Soon, my brothers and sisters will be home from school. My grandmother is getting the rice and chicken started and my baby brother and sister are sleeping. I am waiting to start the most important job, the meal can't begin without my work - that's what my Abuela tells me. I gather the slices of tomatoes and strings of onion that my grandmother has set aside and I toss them into the hot oil in the pan. I jump when the wet from the tomato and onion sizzle and spark as they hit the pan, but I can never say no to the thrill. I go back to my grandmother and her cutting board, I know she will have the garlic smashed and ready for me to carry over in a measured tablespoon. I walk to the stove, my right hand cups under the garlic so nothing tips out. I clank on the inside of the pan to release the garlic in one plop.

Wiping her hands on her apron, my grandmother comes to stand next to me.

“You can go now, mija, the hard part is done.”

“Can I stir?”

“Claro. Si. Of course!" She lifts me up while I hold her weathered wooden spoon, the rim of the edges now burnt brown, and I hear the rasp of my back and forth scraping against the bottom of the pan.

“It's all brown now, Abuelita. The rice can go in.”

"You know just when it is time, little one." I smile and nod, I'm never wrong about the timing of the oil. Setting me down, my grandmother scoops out the rice from the pot next to us where it has been soaking in water overnight. We wait to hear the gurgle of a hard boil and then she stirs everything together, covering rice with water fold after fold. Leaning down, she checks the stove's flame, being sure to lower it to the precise flicker she needs for a simmer.

I set the table with our purple plates, but I wish they were larger. The ones we have aren't big enough to hold the amount of rice I want. Everything is finished and we have time before the rice is ready and we have to leave to get my brother from school.

My Abuela reaches across the stove and pours a cup of espresso, mixing it with warmed milk from the small pot. She divides it into two separate cups and hands one to me. There is an equal amount in both. I blow across the steam the way she has taught me, until it is cool enough to sip. Then I take the first cautious lick. The warmth spreads down my throat and across my shoulders, I feel it slide down filling the entire of my stomach.

We are two women in the kitchen.

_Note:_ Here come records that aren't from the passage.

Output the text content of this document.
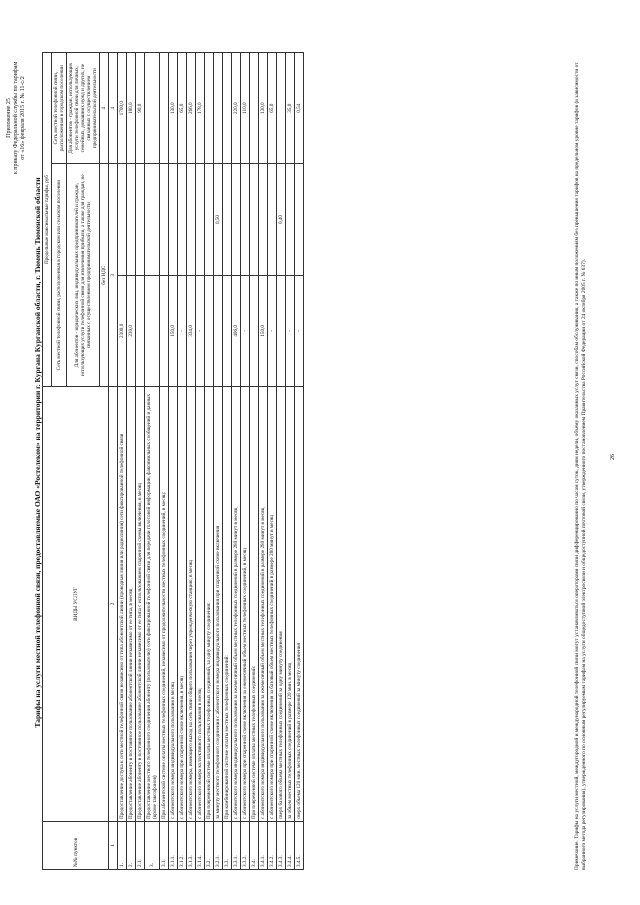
Приложение 25 к приказу Федеральной службы по тарифам от «16» февраля 2015 г. № 11-с/2
Тарифы на услуги местной телефонной связи, предоставляемые ОАО «Ростелеком» на территории г. Кургана Курганской области, г. Тюмень Тюменской области
№№ пунктов	ВИДЫ УСЛУГ	Предельные максимальные тарифы, руб		
		Сеть местной телефонной связи, расположенная в городском или сельском поселении		Сеть местной телефонной связи, расположенная в городском поселении
		Для абонентов - юридических лиц, индивидуальных предпринимателей и граждан, использующих услуги телефонной связи для извлечения прибыли, а также для граждан, не связанных с осуществлением предпринимательской деятельности		Для абонентов - граждан, использующих услуги телефонной связи для личных, семейных, домашних нужд и других, не связанных с осуществлением предпринимательской деятельности
		без НДС		4
1	2	3		4
1.	Предоставление доступа к сети местной телефонной связи независимо от типа абонентской линии (проводная линия или радиолиния) сети фиксированной телефонной связи	2300,0		1700,0
2.	Предоставление абоненту в постоянное пользование абонентской линии независимо от ее типа, в месяц	230,0		180,0
2.1.	Предоставление абоненту в постоянное пользование абонентской линии независимо от ее типа с использованием спаренной схемы включения, в месяц			90,0
3.	Предоставление местного телефонного соединения абоненту (пользователю) сети фиксированной телефонной связи для передачи голосовой информации, факсимильных сообщений и данных (кроме таксофонов)			
3.1.	При абонентской системе оплаты местных телефонных соединений, независимо от продолжительности местных телефонных соединений, в месяц:			
3.1.1.	с абонентского номера индивидуального пользования в месяц	150,0		130,0
3.1.2.	с абонентского номера при спаренной схеме включения, в месяц	-		65,0
3.1.3.	с абонентского номера, имеющего выход на сеть связи общего пользования через учрежденческую станцию, в месяц	334,0		266,0
3.1.4.	с абонентского номера коллективного пользования в месяц	-		178,0
3.2.	При повременной системе оплаты местных телефонных соединений, за одну минуту соединения:			
3.2.1.	за минуту местного телефонного соединения с абонентского номера индивидуального пользования при спаренной схеме включения		0,50	
3.3.	При комбинированной системе оплаты местных телефонных соединений:			
3.3.1.	с абонентского номера индивидуального пользования за ежемесячный объем местных телефонных соединений в размере 280 минут в месяц	406,0		220,0
3.3.2.	с абонентского номера при спаренной схеме включения за ежемесячный объем местных телефонных соединений, в месяц	-		110,0
3.4.	При повременной системе оплаты местных телефонных соединений:			
3.4.1.	с абонентского номера индивидуального пользования за ежемесячный объем местных телефонных соединений в размере 280 минут в месяц	150,0		130,0
3.4.2.	с абонентского номера при спаренной схеме включения за базовый объем местных телефонных соединений в размере 280 минут в месяц	-		65,0
3.4.3.	сверх базового объема местных телефонных соединений за одну минуту соединения		0,40	
3.4.4.	за объем местных телефонных соединений в размере 120 мин. в месяц	-		35,0
3.4.5.	сверх объема 120 мин. местных телефонных соединений за минуту соединения	-		0,54	Примечание. Тарифы на услуги местной, междугородной и международной телефонной связи могут устанавливаться операторами связи дифференцированно по часам суток, дням недели, объему оказанных услуг связи, способам обслуживания, а также по иным положениям без превышения тарифов на предельном уровне тарифов (в зависимости от выбранного метода регулирования), утвержденного по основным регулируемым тарифам на услуги общедоступной электросвязи и общедоступной почтовой связи, утвержденного постановлением Правительства Российской Федерации от 24 октября 2005 г. № 637).	26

One is five, the other seventy-five, but we feel no difference. We have earned this time, to blow and sip, while we are across from each other. There is quiet between us, but it is anything but silence.

“Ponque?” she asks, wanting to know if I want cake.

She laughs when she sees my eyes pop open. I love cake and my grandmother knows this, she has hidden a piece for me, away from my five brothers and sisters. “Si, Abuela, Si!” From behind the sliced rolls in the bread cabinet, she has a torte that is wrapped in re-used wax paper. Placing it in my lap, like she's trusting me with a hummingbird, she hands me the square. I open it and see dense baked apple, the white frosting cracks as my teeth break into it.

My grandmother is small, with thick waves of still dark hair. She is awake when I first come down in the morning and she is awake when I go upstairs for the night. She never tires, she never sits. But in these afternoons, while the others are deep in sleep or away at school, she takes time.

Tomorrow's dinner may be pork sausages with quartered cabbage. The day after that a thick oxtail soup. I know the meals will be different, but they will always begin with me doing the most important work. Laying the foundation for everything that is to come when I toss in the tomatoes, the onions, the garlic.

It's the hardest part, my Abuela tells me, and I do it well.